PEF, PCF, oxygen production and their relationships were furthermore examined during phytoplankton development in a mesocosm at the field station (Chapter 6). PEF was calculated from F 0 , φ PS II and the PFD which were continuously monitored for three weeks in the upper water layer of the mesocosm. In addition PEF and PCF were estimated from laboratory measurements on samples taken from the mesocosms. Daily primary production in the mesocosm, measured as either PSII electron flow (PPE) or carbon fixation (PPC), was calculated using a photosynthesis model. Daily photosynthetic oxygen evolution (PPO) was calculated from changes in the oxygen concentration over the day. In the period between the 2 blooms the ration of PPO and PPE was higher than during the peak of the blooms. The ratio of PPC and PPE was much more constant. In general PPE gave a reasonable measure of both PPC and PPO.

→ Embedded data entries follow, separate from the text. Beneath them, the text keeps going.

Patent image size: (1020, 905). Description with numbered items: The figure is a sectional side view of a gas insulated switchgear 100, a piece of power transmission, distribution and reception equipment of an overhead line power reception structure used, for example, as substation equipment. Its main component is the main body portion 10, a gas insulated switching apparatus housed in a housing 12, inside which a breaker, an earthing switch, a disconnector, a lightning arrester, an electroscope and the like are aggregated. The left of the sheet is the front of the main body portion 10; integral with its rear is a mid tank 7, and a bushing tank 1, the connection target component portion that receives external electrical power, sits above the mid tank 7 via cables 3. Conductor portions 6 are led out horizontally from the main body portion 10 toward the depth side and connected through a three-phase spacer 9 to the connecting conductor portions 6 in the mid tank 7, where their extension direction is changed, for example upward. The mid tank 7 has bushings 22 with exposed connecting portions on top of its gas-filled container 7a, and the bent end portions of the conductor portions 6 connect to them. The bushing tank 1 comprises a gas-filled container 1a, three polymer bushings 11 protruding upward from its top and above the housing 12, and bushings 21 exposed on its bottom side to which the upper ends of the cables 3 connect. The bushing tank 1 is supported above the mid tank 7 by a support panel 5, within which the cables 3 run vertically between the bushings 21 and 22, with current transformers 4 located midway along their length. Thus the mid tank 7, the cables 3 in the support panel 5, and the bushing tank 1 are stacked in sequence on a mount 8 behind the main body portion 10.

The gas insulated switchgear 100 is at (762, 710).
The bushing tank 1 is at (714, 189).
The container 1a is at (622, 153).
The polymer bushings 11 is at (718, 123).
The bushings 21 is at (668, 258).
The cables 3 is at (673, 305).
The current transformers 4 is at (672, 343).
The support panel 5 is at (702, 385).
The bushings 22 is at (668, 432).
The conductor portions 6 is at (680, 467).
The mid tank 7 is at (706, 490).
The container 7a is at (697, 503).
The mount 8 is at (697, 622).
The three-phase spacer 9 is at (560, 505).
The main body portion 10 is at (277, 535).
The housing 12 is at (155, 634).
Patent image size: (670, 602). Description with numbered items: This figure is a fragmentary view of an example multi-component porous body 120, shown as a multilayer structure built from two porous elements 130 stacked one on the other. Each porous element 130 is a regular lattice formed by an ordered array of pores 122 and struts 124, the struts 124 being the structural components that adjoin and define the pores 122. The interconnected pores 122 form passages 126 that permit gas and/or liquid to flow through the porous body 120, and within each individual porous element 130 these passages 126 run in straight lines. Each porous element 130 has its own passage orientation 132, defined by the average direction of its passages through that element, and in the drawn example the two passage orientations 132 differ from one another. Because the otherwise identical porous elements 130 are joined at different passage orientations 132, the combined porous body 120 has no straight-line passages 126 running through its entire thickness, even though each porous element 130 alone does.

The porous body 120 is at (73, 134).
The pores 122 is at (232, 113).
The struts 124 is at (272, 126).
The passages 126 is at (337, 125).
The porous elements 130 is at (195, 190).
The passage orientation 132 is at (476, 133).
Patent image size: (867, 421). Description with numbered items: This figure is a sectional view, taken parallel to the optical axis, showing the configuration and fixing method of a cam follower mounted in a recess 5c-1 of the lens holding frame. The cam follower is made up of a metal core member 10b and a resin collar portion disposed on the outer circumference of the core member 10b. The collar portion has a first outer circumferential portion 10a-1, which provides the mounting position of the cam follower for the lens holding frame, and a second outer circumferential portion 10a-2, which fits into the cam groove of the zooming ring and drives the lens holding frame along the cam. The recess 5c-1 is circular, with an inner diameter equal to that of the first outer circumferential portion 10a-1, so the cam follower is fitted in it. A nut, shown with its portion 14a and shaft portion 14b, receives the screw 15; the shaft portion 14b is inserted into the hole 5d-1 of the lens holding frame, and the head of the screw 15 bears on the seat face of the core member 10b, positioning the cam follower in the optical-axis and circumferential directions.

The effects of chlororespiration and state transitions on F 0 were determined in the diatom P. tricornutum (Chapter 7). Inhibition of chlororespiration by antimycin A or anaerobiosis did not affect F v /F m . The observed F 0 was insignificantly (8%) increased upon addition of antimycin A and slightly decreased upon illumination with farred light (6 μmol m -2s -1). These effects might be attributed to chlororespiratory activity, but could as well be caused by reduction of Q A by the weak fluorescence measuring light. Addition of the uncouplers CCCP or nigericin did not increase the maximal fluorescence (F M ). The data show that under our conditions reduction of Q A and energy dependent quenching in the dark by chlororespiration do not occur in P. tricornutum . Light-induced increases in F M , therefore, are suggested to be caused by state transitions. Use of the F 0 to estimate photon capture in the light might lead to an underestimation of the PEF The error is estimated to be not more than about 10 % as calculated from the increase in maximal fluorescence in the light.
The present work illustrates that the fluorescence pulse method is a reliable technique to get insight into the photosynthetic performance and gross primary production of the population of algal cells in a marine ecosystem.